[f. the name of one Colonel Bowie (see last quot.); originally, according to Bartlett, pronounced boo-ee (bū·i).] A large knife, with a blade from ten to fifteen inches long and above an inch broad, curved and double-edged near the point, carried as a weapon in the wilder parts of the United States.
1842. Dickens, Amer. Notes (1850), 32/2. A sewing society which never comes to fisty cuffs or bowie-knives as sane assemblies have been known to do elsewhere.
1850. Mrs. Stowe, Uncle Toms C., xxviii. 268. St. Clare received a fatal stab in the side with a bowie-knife.
1858. O. W. Holmes, Aut. Breakf.-t., 21. The American bowie-knife is the same tool [gladius] modified to meet the daily wants of civilized society.

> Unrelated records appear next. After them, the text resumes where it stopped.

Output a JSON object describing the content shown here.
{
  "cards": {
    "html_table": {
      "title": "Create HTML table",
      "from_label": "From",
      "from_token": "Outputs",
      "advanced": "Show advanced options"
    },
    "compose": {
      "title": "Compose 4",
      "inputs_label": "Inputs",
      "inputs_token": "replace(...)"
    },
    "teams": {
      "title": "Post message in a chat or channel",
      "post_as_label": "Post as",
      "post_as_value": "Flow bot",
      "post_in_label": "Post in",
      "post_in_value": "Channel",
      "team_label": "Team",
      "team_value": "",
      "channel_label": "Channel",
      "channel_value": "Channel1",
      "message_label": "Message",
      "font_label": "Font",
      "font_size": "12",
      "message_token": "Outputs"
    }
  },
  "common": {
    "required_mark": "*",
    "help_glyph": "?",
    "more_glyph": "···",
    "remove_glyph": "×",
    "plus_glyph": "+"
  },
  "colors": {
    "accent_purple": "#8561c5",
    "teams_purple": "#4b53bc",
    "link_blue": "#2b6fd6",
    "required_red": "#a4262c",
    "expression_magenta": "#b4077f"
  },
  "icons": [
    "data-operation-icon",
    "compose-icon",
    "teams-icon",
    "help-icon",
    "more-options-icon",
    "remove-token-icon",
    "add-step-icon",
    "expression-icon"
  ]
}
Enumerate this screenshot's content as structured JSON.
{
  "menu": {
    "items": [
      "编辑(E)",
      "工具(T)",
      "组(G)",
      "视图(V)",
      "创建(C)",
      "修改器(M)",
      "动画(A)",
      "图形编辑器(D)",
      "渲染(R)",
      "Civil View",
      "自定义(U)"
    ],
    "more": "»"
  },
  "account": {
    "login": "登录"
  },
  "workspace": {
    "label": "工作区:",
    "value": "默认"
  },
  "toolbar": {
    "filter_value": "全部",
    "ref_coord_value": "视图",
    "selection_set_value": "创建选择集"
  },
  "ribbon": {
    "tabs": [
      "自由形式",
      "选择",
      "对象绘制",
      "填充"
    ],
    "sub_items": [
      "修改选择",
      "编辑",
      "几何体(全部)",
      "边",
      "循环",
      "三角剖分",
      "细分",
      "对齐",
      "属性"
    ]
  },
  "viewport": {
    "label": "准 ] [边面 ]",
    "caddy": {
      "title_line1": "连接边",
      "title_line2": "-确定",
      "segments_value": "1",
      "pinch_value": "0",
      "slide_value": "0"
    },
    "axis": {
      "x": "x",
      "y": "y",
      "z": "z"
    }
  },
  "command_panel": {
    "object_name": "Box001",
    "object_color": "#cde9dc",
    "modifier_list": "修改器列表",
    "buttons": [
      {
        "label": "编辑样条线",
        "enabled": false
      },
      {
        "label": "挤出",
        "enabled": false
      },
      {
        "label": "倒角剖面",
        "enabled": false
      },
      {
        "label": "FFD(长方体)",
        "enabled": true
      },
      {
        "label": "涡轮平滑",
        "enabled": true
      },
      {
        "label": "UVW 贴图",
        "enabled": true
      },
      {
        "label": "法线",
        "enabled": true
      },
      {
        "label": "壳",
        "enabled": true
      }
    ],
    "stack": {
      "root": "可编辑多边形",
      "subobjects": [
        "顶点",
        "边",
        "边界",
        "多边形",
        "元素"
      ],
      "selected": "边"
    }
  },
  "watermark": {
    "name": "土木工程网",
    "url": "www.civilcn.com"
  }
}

1885. Daily News, 9 Feb., 5/3. The hunting-dagger which belonged to the redoubtable Colonel James Bowie, and which has served as the pattern of all subsequent bowie-knives . It is a formidable double-edged weapon, with a horn handle and a curved blade fifteen inches long and an inch and a quarter wide at the hilt.
Hence Bowie-kniving vbl. sb.
1852. Househ. Words, IV. 61/1. The Yankee bowie-kniving the last British traveller who has published his impressions of America.
1861. Sala, Tw. round Clock, 350. Not impassible to imputations of gouging, bowie-kniving and knuckle-dusting.